On 17 April 1816, there was a massacre of Dharawal people near Appin. For over a decade now, the Winga Myamly (sit down and talk - Wiradjuri language) Reconciliation Group, which works towards Reconciliation by raising awareness of issues and promoting a partnership to bring about change for Indigenous people, has organised this Memorial Ceremony held on the Sunday afternoon closest to 17 April.
The Ceremony commenced with Traditional Performers Glen and Matthew Doyle. Present were 200 people including Dharawal descendants, Aboriginal Elders, young Aboriginal people from Coomaditchie Mission, Clr Colin Mitchell (Mayor of Wollondilly Shire); Hon Brian Doyle (MLA Campbelltown); Clr Greg Warren (Camden Council); Clr George Greiss (Deputy Mayor Campbelltown City); NSW Regional Ambassador for Reconciliation Colin Markham; Fr Tony Daly (Chaplain to the Aboriginal Ministry); Sr Kerry Macdermott OLN and Sr Patricia Murphy OLN; and Bishop Peter Ingham. The gathering took place at Cataract Dam where a Memorial Plaque has been erected. The Welcome to Country was given by Glenda Chalker, Dharawal descendant, and Uncle Ivan Wellington was Master of Ceremonies and also performed a Smoking Ceremony.
Each of the Official Guests delivered a message. Below is Bishop Ingham’s message on the occasion:
"I acknowledge the Dharawal people and ancestors past and present.
The Catholic Church has been and is celebrating a Year of Grace and a Year of Faith.

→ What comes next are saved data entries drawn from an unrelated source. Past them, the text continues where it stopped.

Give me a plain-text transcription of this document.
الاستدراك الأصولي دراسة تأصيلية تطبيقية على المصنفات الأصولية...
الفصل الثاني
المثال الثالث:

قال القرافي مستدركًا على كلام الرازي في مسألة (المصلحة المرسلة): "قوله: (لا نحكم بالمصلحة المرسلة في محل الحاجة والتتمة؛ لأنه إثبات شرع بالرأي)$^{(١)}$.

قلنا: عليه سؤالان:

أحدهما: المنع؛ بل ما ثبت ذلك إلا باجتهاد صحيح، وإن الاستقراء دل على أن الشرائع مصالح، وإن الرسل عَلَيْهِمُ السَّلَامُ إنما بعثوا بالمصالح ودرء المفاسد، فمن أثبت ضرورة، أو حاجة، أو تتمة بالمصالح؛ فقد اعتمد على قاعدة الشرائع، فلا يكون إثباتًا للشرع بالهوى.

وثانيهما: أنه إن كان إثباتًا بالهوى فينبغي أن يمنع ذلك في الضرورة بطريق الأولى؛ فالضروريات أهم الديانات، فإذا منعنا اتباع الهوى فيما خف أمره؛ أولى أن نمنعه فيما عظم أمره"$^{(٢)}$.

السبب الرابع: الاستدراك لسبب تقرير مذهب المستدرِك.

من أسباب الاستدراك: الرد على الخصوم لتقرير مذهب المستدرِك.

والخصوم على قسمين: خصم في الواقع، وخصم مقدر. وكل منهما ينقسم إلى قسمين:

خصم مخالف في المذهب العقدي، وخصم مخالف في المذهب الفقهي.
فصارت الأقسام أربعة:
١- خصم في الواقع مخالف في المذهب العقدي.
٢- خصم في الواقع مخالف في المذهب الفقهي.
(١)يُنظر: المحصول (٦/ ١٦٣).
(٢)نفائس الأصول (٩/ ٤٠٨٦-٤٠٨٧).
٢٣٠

Grace is a gift of God that should enable us to be gracious to each other because God has first been gracious to us in sending his Son as our Saviour. Jesus Christ taught us to respect the dignity of each and every person, because all human beings are made in the image and likeness of God (Genesis 1:27). Jesus taught us “to treat each other as we ourselves would like to be treated” (Matthew 7:12). We know how we like to be treated – so that’s the way we are to treat each other.

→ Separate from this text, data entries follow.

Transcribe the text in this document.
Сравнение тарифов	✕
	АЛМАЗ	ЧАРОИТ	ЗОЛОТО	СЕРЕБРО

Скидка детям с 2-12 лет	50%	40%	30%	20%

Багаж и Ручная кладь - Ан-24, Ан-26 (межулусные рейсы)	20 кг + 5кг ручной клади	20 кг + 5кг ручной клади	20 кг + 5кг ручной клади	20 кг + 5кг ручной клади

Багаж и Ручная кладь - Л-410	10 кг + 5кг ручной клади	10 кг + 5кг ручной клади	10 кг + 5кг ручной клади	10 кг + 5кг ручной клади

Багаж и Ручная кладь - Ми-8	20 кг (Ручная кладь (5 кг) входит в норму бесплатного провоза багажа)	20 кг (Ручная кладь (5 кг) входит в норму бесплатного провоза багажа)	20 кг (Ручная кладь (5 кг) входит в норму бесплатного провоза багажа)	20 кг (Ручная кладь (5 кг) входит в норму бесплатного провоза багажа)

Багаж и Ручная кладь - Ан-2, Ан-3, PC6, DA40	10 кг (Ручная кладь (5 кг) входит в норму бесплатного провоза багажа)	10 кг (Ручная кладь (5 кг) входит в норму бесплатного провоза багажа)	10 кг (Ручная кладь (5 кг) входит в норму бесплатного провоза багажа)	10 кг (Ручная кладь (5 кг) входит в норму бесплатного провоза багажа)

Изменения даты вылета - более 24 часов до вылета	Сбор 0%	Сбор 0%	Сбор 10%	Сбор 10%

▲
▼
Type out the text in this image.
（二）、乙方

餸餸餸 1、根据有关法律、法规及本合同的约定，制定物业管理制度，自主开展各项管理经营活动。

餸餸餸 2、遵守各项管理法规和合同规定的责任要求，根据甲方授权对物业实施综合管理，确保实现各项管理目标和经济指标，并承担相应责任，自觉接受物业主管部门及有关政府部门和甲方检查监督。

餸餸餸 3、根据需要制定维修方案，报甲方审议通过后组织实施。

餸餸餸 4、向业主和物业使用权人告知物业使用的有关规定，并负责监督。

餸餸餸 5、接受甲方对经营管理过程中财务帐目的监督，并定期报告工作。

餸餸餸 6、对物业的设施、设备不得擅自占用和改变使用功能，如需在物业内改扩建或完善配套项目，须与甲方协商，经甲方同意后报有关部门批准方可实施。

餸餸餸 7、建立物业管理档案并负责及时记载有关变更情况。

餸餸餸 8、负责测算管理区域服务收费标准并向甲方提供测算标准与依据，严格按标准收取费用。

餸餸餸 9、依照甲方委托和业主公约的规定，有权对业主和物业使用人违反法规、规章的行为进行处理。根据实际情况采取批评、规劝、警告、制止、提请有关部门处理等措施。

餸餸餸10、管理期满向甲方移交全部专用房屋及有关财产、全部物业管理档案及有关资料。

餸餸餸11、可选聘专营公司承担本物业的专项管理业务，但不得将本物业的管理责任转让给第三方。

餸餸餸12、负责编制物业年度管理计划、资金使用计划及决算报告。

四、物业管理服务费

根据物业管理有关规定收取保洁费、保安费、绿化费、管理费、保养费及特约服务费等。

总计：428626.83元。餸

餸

We gather here today in sorrow, because of a most serious breach of that basic Christian teaching of respect for the dignity of every human being of any race or culture by the massacre of Indigenous people near Appin NSW. We come in reparation for the injustice done, but aware of how Jesus on the Cross prayed for his executioners, “Father forgive them they know not what they do” (Luke 23:24). We commend to God the victims of this Appin Massacre and we pray for forgiveness for the perpetrators and we pray for a change of heart among all people – a change of heart that will lead to recognition of our Indigenous brothers and sisters with whom we all share the same humanity and a change of heart that will lead to deeper reconciliation for the common good of all Australians.
As regards the Year of Faith, I would simply say, faith is a bit like electricity – you can’t see it, but you can see the light that faith produces in the lives of people who believe!

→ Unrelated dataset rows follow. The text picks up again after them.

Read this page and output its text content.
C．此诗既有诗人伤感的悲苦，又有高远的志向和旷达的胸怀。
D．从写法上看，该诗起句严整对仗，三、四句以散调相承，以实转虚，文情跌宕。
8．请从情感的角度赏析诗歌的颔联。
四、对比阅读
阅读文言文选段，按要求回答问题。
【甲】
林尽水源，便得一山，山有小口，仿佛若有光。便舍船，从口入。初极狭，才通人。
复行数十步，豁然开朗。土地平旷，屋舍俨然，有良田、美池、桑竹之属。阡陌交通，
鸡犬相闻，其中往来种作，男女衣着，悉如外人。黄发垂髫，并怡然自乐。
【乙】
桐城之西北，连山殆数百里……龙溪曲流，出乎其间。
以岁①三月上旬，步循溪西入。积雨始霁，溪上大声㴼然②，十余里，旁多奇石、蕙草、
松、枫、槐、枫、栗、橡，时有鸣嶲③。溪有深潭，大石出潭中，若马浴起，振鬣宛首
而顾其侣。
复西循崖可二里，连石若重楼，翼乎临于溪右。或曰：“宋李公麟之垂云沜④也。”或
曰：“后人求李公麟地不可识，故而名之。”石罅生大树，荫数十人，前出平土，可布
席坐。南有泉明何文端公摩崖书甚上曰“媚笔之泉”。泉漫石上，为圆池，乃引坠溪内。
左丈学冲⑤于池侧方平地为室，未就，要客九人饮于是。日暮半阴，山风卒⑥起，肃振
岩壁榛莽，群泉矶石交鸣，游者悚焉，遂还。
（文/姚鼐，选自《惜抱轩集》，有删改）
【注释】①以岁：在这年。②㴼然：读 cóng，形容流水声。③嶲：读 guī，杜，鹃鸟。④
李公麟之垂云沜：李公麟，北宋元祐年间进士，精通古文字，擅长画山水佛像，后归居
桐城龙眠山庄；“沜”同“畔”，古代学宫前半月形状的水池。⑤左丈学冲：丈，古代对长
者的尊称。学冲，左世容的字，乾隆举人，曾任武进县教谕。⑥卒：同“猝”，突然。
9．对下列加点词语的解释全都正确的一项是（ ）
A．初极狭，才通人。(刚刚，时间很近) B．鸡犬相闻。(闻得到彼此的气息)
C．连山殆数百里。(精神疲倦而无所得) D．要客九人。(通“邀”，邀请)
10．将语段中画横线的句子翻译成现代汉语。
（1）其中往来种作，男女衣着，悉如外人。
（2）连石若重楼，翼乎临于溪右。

We gather here today enlightened so as to be able to be agents of recognition and of reconciliation with our Indigenous brothers and sisters.
I thank you for being here. I thank the organisers and all participants as we show our respect and solidarity with our Indigenous brothers and sisters.”
At the end of the Ceremony, participants were invited to afternoon tea.